Thursday, June 16, 2011

Tantony, by Ananda Braxton-Smith

First published in 2011 by Black Dog Books

STORY:
Fermion Quirk and her brother Boson are twins, living in the remote coastal world of Carrick. When Boson sickens and dies ‘face down in a bog of stars’, Fermion is the one to find him. Now she must find a way to adjust to life without him, and help her family function again as a unit. To do so she must take a sea-journey, out to ‘The Other Island’ that is only there according to its whim, as local legend would have it. While she is there she discovers a world of secrets and answers and things unexplained, and above all how to become a whole person now that her brother is gone.
 
BACKGROUND:
What an entirely strange, weird and wonderful book Tantony is. It is hard to describe and explain; it is something you can only appreciate through experience. I really don’t think there is anything like this in the Aussie YA market, and I absolutely love Black Dog Books for publishing something that is really quite a literary oddity – in an amazing way.
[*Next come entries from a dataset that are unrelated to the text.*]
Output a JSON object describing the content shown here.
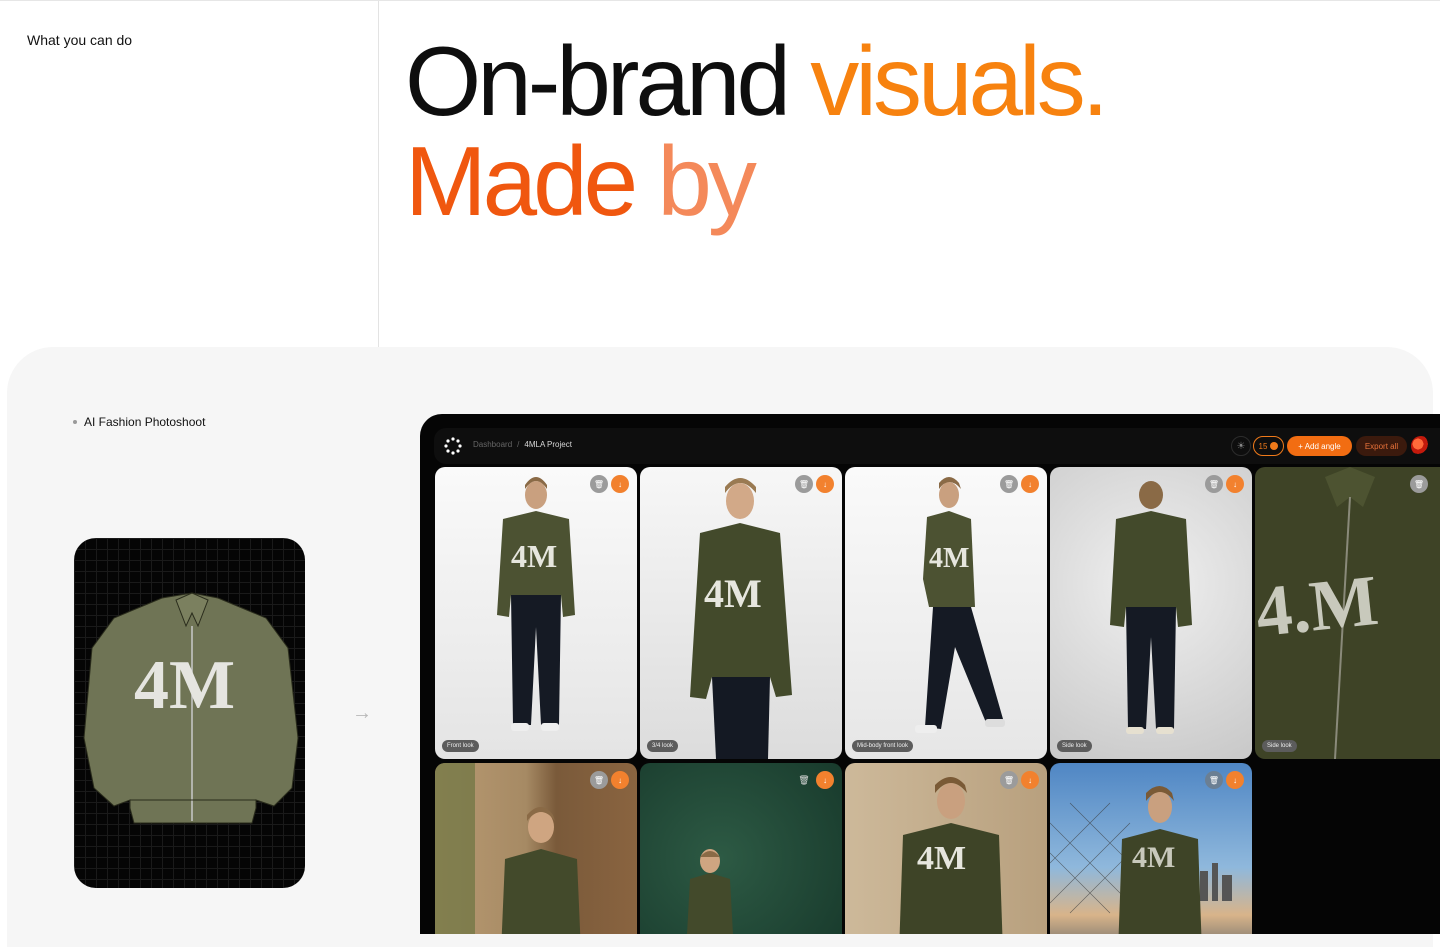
{
  "section": {
    "eyebrow": "What you can do"
  },
  "hero": {
    "line1_a": "On-brand ",
    "line1_b": "visuals.",
    "line2_a": "Made ",
    "line2_b": "by"
  },
  "feature": {
    "tag": "AI Fashion Photoshoot",
    "arrow": "→"
  },
  "app": {
    "breadcrumb": {
      "root": "Dashboard",
      "sep": "/",
      "current": "4MLA Project"
    },
    "credits": "15",
    "add_angle": "+ Add angle",
    "export_all": "Export all",
    "icons": {
      "theme": "sun-icon",
      "delete": "trash-icon",
      "download": "download-icon",
      "logo": "spinner-logo-icon"
    },
    "row1": [
      {
        "label": "Front look"
      },
      {
        "label": "3/4 look"
      },
      {
        "label": "Mid-body front look"
      },
      {
        "label": "Side look"
      },
      {
        "label": "Side look"
      }
    ],
    "row2": [
      {
        "label": ""
      },
      {
        "label": ""
      },
      {
        "label": ""
      },
      {
        "label": ""
      }
    ]
  },
  "colors": {
    "accent": "#f26d12",
    "orange": "#f7820f",
    "red_orange": "#f0570f",
    "peach": "#f4895a",
    "jacket": "#4a4e2f"
  }
}
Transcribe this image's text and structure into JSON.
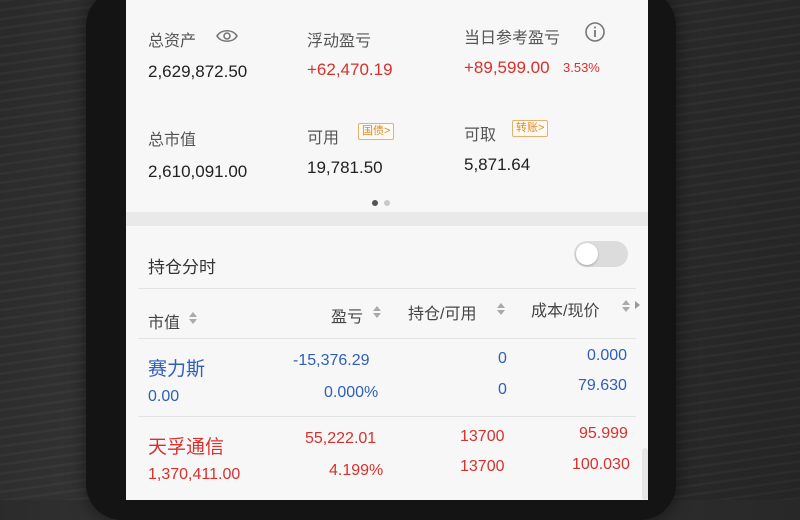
{
  "summary": {
    "total_assets_label": "总资产",
    "total_assets_value": "2,629,872.50",
    "floating_pl_label": "浮动盈亏",
    "floating_pl_value": "+62,470.19",
    "daily_pl_label": "当日参考盈亏",
    "daily_pl_value": "+89,599.00",
    "daily_pl_pct": "3.53%",
    "market_value_label": "总市值",
    "market_value_value": "2,610,091.00",
    "available_label": "可用",
    "available_value": "19,781.50",
    "available_tag": "国债>",
    "withdrawable_label": "可取",
    "withdrawable_value": "5,871.64",
    "withdrawable_tag": "转账>",
    "icons": [
      "eye-icon",
      "info-icon"
    ],
    "pager_active_index": 0
  },
  "holdings_section": {
    "title": "持仓分时",
    "toggle_on": false
  },
  "table": {
    "headers": [
      "市值",
      "盈亏",
      "持仓/可用",
      "成本/现价"
    ],
    "rows": [
      {
        "name": "赛力斯",
        "market_value": "0.00",
        "pl": "-15,376.29",
        "pl_pct": "0.000%",
        "position": "0",
        "available": "0",
        "cost": "0.000",
        "price": "79.630",
        "color": "#2f5fb8"
      },
      {
        "name": "天孚通信",
        "market_value": "1,370,411.00",
        "pl": "55,222.01",
        "pl_pct": "4.199%",
        "position": "13700",
        "available": "13700",
        "cost": "95.999",
        "price": "100.030",
        "color": "#d7312d"
      }
    ]
  },
  "colors": {
    "gain": "#d7312d",
    "loss": "#2f5fb8",
    "tag_orange": "#d98a2b"
  }
}
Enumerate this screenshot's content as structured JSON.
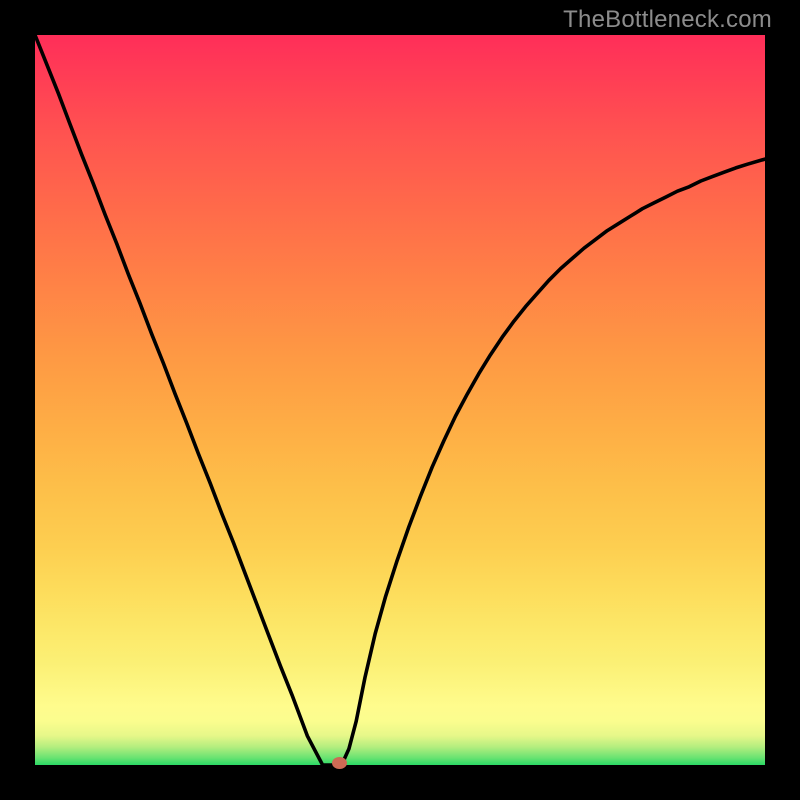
{
  "watermark": "TheBottleneck.com",
  "colors": {
    "frame": "#000000",
    "curve": "#000000",
    "dot": "#cd6a54"
  },
  "chart_data": {
    "type": "line",
    "title": "",
    "xlabel": "",
    "ylabel": "",
    "xlim": [
      0,
      1
    ],
    "ylim": [
      0,
      1
    ],
    "x": [
      0.0,
      0.016,
      0.032,
      0.048,
      0.064,
      0.08,
      0.096,
      0.112,
      0.128,
      0.144,
      0.16,
      0.176,
      0.192,
      0.208,
      0.224,
      0.24,
      0.256,
      0.272,
      0.288,
      0.304,
      0.32,
      0.336,
      0.352,
      0.373,
      0.394,
      0.408,
      0.42,
      0.43,
      0.44,
      0.452,
      0.466,
      0.48,
      0.496,
      0.512,
      0.528,
      0.544,
      0.56,
      0.576,
      0.592,
      0.608,
      0.624,
      0.64,
      0.656,
      0.672,
      0.688,
      0.704,
      0.72,
      0.736,
      0.752,
      0.768,
      0.784,
      0.8,
      0.816,
      0.832,
      0.848,
      0.864,
      0.88,
      0.896,
      0.912,
      0.928,
      0.944,
      0.96,
      0.976,
      1.0
    ],
    "y": [
      1.0,
      0.96,
      0.92,
      0.878,
      0.836,
      0.796,
      0.754,
      0.714,
      0.672,
      0.632,
      0.59,
      0.55,
      0.508,
      0.468,
      0.426,
      0.386,
      0.344,
      0.304,
      0.262,
      0.22,
      0.178,
      0.136,
      0.096,
      0.04,
      0.0,
      0.0,
      0.0,
      0.022,
      0.06,
      0.12,
      0.18,
      0.23,
      0.28,
      0.326,
      0.368,
      0.408,
      0.444,
      0.478,
      0.508,
      0.536,
      0.562,
      0.586,
      0.608,
      0.628,
      0.646,
      0.664,
      0.68,
      0.694,
      0.708,
      0.72,
      0.732,
      0.742,
      0.752,
      0.762,
      0.77,
      0.778,
      0.786,
      0.792,
      0.8,
      0.806,
      0.812,
      0.818,
      0.823,
      0.83
    ],
    "marker": {
      "x": 0.417,
      "y": 0.003
    },
    "annotations": [],
    "legend": false,
    "grid": false
  }
}
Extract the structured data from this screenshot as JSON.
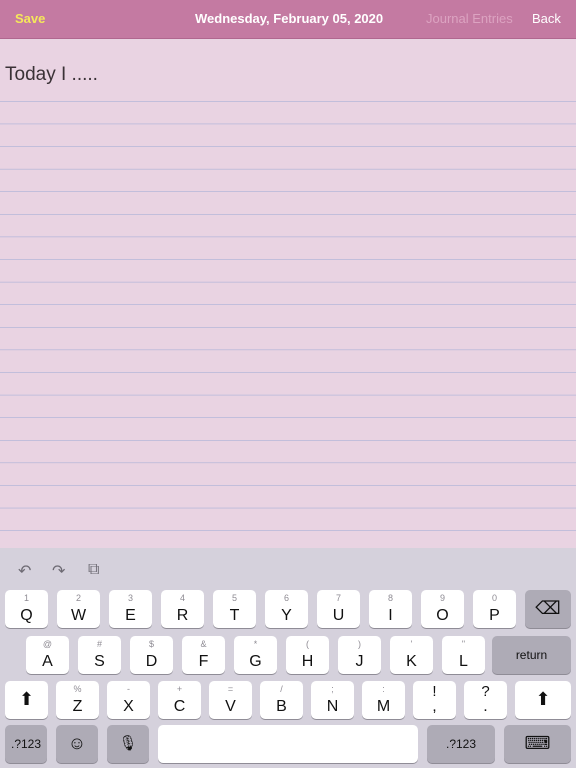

Tantony isn’t perfect but its flaws are easy to love, and there is the same mix of gorgeous, unconventional language, quirky endearing characters and immersive word and place-building that made me love Braxton Smith’s first novel, Merrow, so much. This is an author who genuinely leaves me hanging out for her next book, just to see what else she’s got up her sleeve. GORGEOUS!

CHARACTERS:
The harshness of life on the Carrick coast shapes the people who inhabit it – Braxton-Smith shows us this through the attitudes and mindsets of her characters. In Tantony we learn of those ‘afflicted’ – bearing some outward mark of the evil that inhabits them (this is a very simplified description – Braxton-Smith just about creates a whole mythology out of it).  Fermion bears the burden of having an ‘afflicted’ brother, although his is much more a capacity for mental strangeness that has got the people of Carrick so up-in-arms. What I love about the characters in Tantony is that no matter how much page time they get, we always understand something of their complexity, something of all that might be sitting just under the surface. But this is really Fermion’s story and she is a real little fire-cracker, stubborn and strong but oh-so-very vulnerable. In particular I enjoyed the relationship between her and her father – and what an exquisite emotional moment when her father comes looking for her at the end. You will rarely find a more motley, odd-ball collection of characters than in this book.

STYLE:
I am a little bit in love with the way Braxton-Smith writes – some passages are just like a revelation with all the beauty and ache they hold. Carrick is a world of spirits and legends and you can feel it haunting every page. The way the characters express themselves is a delight to decipher, and the word-building here is some of the best I’ve read in YA. The characters are compelling, the tension is high, and the language weaves a gentle rhythm through the stark raw world of Carrick. Braxton-Smith also artfully employs two narratives – life with Boson and life after Boson, that enrich and feed off the other.

CONCLUSION:
Tantony is the second book in the Secrets of Carrick series, which links together different stories through landscape and mythology. It can definitely be enjoyed without having read Merrow (although I recommend that you do, just because it is brilliant). It won’t be for everyone, and it might not be an easy read, but it truly is a breath of fresh air in the Aussie YA market.